853: Mais 2.170 casos de covid-19 e uma morte nas últimas 24 horas

SAÚDE/COVID-19/INFECÇÕES/MORTES

Continuam internadas 613 pessoas com covid-19, refere relatório diário da Direcção-Geral da Saúde. Lisboa e Vale do Tejo concentra 53% dos novos casos de infecção por SARS-CoV-2.

Unidade de cuidados intensivos do Hospital de São João, no Porto
© JOSÉ COELHO/LUSA

Portugal registou, nas últimas 24 horas, 2.170 novos casos de covid-19, segundo o boletim epidemiológico da Direcção-Geral da Saúde (DGS) desta terça-feira (6 de Julho). O relatório diário indica que morreu mais uma pessoa devido à infecção por SARS-CoV-2.

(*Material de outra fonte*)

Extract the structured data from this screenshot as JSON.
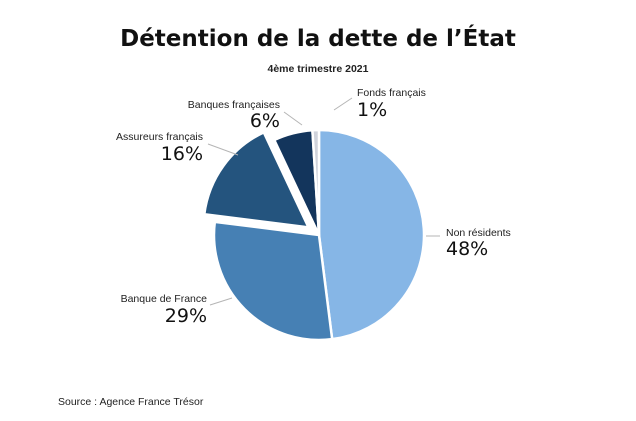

Não foram reportados novos internamentos, mantendo-se as 613 pessoas hospitalizadas que foram referidas no boletim de ontem. Há agora 133 doentes nas unidades de cuidados intensivos (menos três face ao dia anterior).

Mais de metade dos novos casos foram registados novamente em Lisboa e Vale do Tejo. Foram confirmados mais 1.151 diagnósticos da doença na região da capital, o que representa 53,04% do total nacional.

Logo a seguir surge o Norte, onde foram reportados 637 casos e uma morte.

Verificaram-se mais 166 novas infecções no Centro, 145 no Algarve, 52 no Alentejo, 10 na Madeira e nove nos Açores.

Os dados mostram também que há mais 4.580 contactos em vigilância pelas autoridades de saúde.

© DGS

Desde o início da pandemia, em Março de 2020, Portugal confirmou 892.741 casos de covid-19, tendo sido registados 17.118 óbitos.

Foram ainda reportados mais 2.510 casos de pessoas que recuperaram da doença e são agora, no total, 837.135.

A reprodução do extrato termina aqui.